De plus, ce terme est utilisé comme bannière, à une échelle internationale, pour tous ceux qui perçoivent la réalité de l’univers tel qu’il semble être, c'est-à-dire régi par des lois naturelles, et excluent le recours à des hypothèses surnaturelles ou artificielles. L’idée des concepteurs était de trouver un nom agréable à utiliser, facile à mémoriser, permettant une communication adaptée aux moyens techniques contemporains, et avec lequel ceux qui se retrouvent dans cette définition générique se sentent bien. Comme le biologiste britannique de l’évolution, Richard Dawkins l’a expliqué dans le Guardian en juin 2003[6], l’analogie avec la méthode mise au point par le mouvement de la visibilité homosexuelle est délibérée : « Gay est concis, valorisant et positif alors que homosexuel est dévalorisant, et que pédé, tapette, ou chochotte sont des insultes. ». Le nom commun bright, forgé tout comme le mot gay à partir d’un adjectif pour lequel un glissement de sens est opéré, a vocation à être ce terme générique concis qui valorise et qui positive l’attitude de celles et ceux qui partagent une posture philosophique, éthique et d’action naturaliste.

Le mouvement à travers le monde[modifier | modifier le code]

Les Brights forment un réseau international d’individus. En effet, le brights’ net s’affirme comme un réseau et seulement un réseau ; il se démarque des associations puisque nul n’adhère au réseau des Brights ; ce réseau réfute ainsi toute idée de concurrence avec des associations existantes de même, à l’inverse, qu’il déclare se refuser à tout prosélytisme au profit d’associations ; le réseau ne peut réunir que des individus et non des groupements d’individus. En poursuivant l’analogie de Richard Dawkins, le réseau Brights’ net s’affirme comme un mouvement de visibilité (listes publiques, etc.). Il se refuse à toute expression collective, dans la pensée ou dans l’action, d’une entité Brights et il est affirmé qu’elle ne sera pas recherchée.
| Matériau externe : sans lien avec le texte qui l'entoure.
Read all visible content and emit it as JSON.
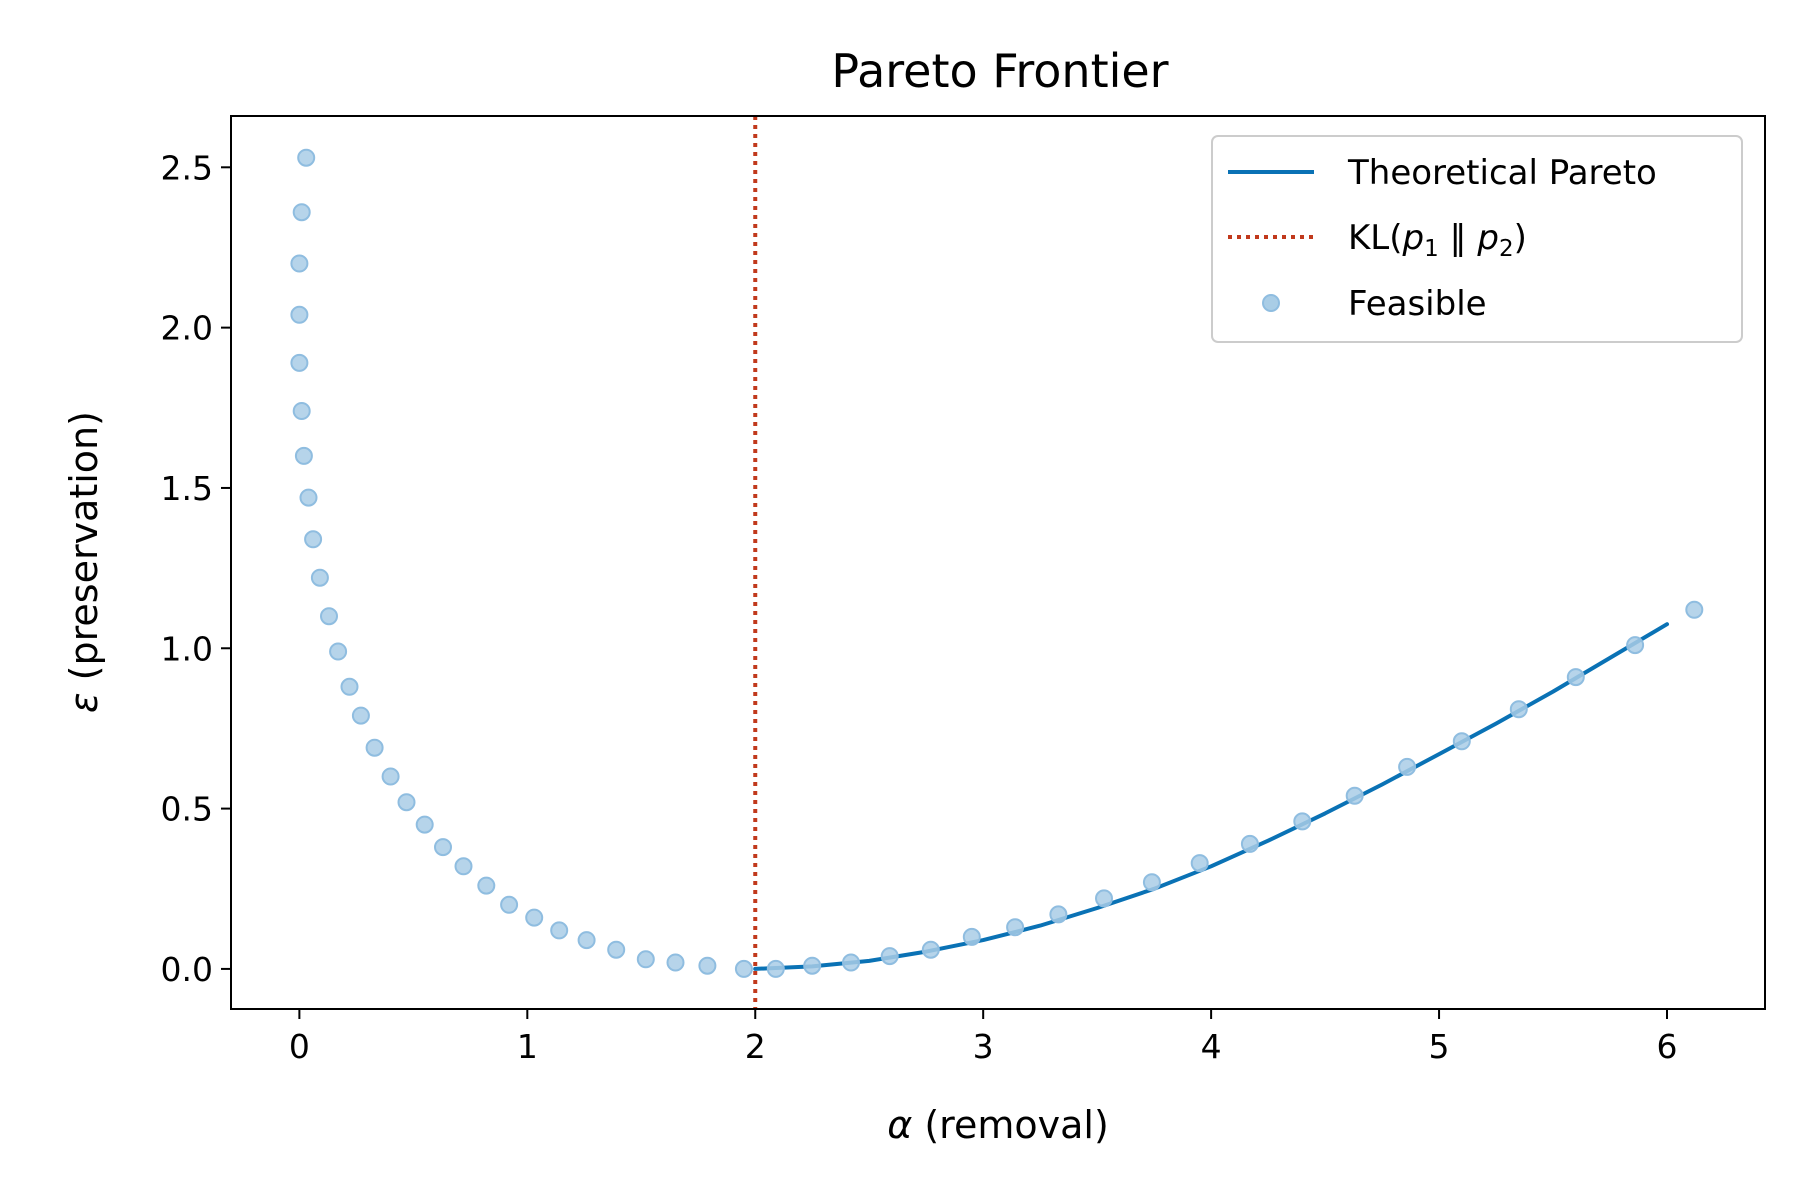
{
  "chart_data": {
    "type": "scatter",
    "title": "Pareto Frontier",
    "xlabel_var": "α",
    "xlabel_text": " (removal)",
    "ylabel_var": "ε",
    "ylabel_text": " (preservation)",
    "xlim": [
      -0.3,
      6.43
    ],
    "ylim": [
      -0.125,
      2.66
    ],
    "xticks": [
      0,
      1,
      2,
      3,
      4,
      5,
      6
    ],
    "xtick_labels": [
      "0",
      "1",
      "2",
      "3",
      "4",
      "5",
      "6"
    ],
    "yticks": [
      0.0,
      0.5,
      1.0,
      1.5,
      2.0,
      2.5
    ],
    "ytick_labels": [
      "0.0",
      "0.5",
      "1.0",
      "1.5",
      "2.0",
      "2.5"
    ],
    "grid": false,
    "legend_position": "top-right",
    "colors": {
      "pareto_line": "#0a72b5",
      "kl_line": "#c1391c",
      "feasible_fill": "#a9cde6",
      "feasible_edge": "#8fbde0"
    },
    "legend": [
      {
        "label": "Theoretical Pareto",
        "kind": "line"
      },
      {
        "label_pre": "KL(",
        "label_p1": "p",
        "label_sub1": "1",
        "label_mid": " ‖ ",
        "label_p2": "p",
        "label_sub2": "2",
        "label_post": ")",
        "kind": "dotted"
      },
      {
        "label": "Feasible",
        "kind": "marker"
      }
    ],
    "vline": {
      "name": "KL(p1 ‖ p2)",
      "x": 2.0
    },
    "series": [
      {
        "name": "Theoretical Pareto",
        "kind": "line",
        "x": [
          2.0,
          2.25,
          2.5,
          2.75,
          3.0,
          3.25,
          3.5,
          3.75,
          4.0,
          4.25,
          4.5,
          4.75,
          5.0,
          5.25,
          5.5,
          5.75,
          6.0
        ],
        "y": [
          0.0,
          0.008,
          0.025,
          0.054,
          0.09,
          0.135,
          0.19,
          0.25,
          0.32,
          0.4,
          0.485,
          0.575,
          0.67,
          0.765,
          0.865,
          0.97,
          1.075
        ]
      },
      {
        "name": "Feasible",
        "kind": "scatter",
        "x": [
          0.03,
          0.01,
          0.0,
          0.0,
          0.0,
          0.01,
          0.02,
          0.04,
          0.06,
          0.09,
          0.13,
          0.17,
          0.22,
          0.27,
          0.33,
          0.4,
          0.47,
          0.55,
          0.63,
          0.72,
          0.82,
          0.92,
          1.03,
          1.14,
          1.26,
          1.39,
          1.52,
          1.65,
          1.79,
          1.95,
          2.09,
          2.25,
          2.42,
          2.59,
          2.77,
          2.95,
          3.14,
          3.33,
          3.53,
          3.74,
          3.95,
          4.17,
          4.4,
          4.63,
          4.86,
          5.1,
          5.35,
          5.6,
          5.86,
          6.12
        ],
        "y": [
          2.53,
          2.36,
          2.2,
          2.04,
          1.89,
          1.74,
          1.6,
          1.47,
          1.34,
          1.22,
          1.1,
          0.99,
          0.88,
          0.79,
          0.69,
          0.6,
          0.52,
          0.45,
          0.38,
          0.32,
          0.26,
          0.2,
          0.16,
          0.12,
          0.09,
          0.06,
          0.03,
          0.02,
          0.01,
          0.0,
          0.0,
          0.01,
          0.02,
          0.04,
          0.06,
          0.1,
          0.13,
          0.17,
          0.22,
          0.27,
          0.33,
          0.39,
          0.46,
          0.54,
          0.63,
          0.71,
          0.81,
          0.91,
          1.01,
          1.12
        ]
      }
    ]
  }
}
Le réseau international des Brights est fondé sur l’utilisation d’internet, même si, conformément à une certaine tradition anglo-saxonne, certaines rencontres entre Brights sont organisées (par le biais de Meet up par exemple), le réseau se matérialise principalement par ses sites internet, ses groupes de discussion voire ses listes publiques mises en ligne sur les sites. Le premier site web se revendiquant du mouvement des Brights a été créé le 4 juin 2003 aux États-Unis d’Amérique[7]. D’autres sites se sont créés progressivement. Le premier site asiatique s’est créé en Corée. Le premier site européen a été créé en Italie. Le premier site francophone a été créé au Québec[8]. Le site français a été ouvert le 30 décembre 2004[9]. Sur ces sites, et dans les listes publiques, il sera notamment relevé les noms du biologiste évolutionniste britannique Richard Dawkins, des philosophes nord-américains Daniel Dennett et Paul Kurtz, du physicien belge Jean Bricmont, de l’astrophysicien académicien des sciences français Jean-Claude Pecker, du militant humaniste indien Babu Gogigeni, du médecin canadien Henry Morgentaler et de nombreuses autres personnalités dont plusieurs prix Nobel.

Enfin, les actions de visibilité prennent la forme, notamment en France et au Québec de listes publiques d’individus revendiquant l’étiquette « Bright ».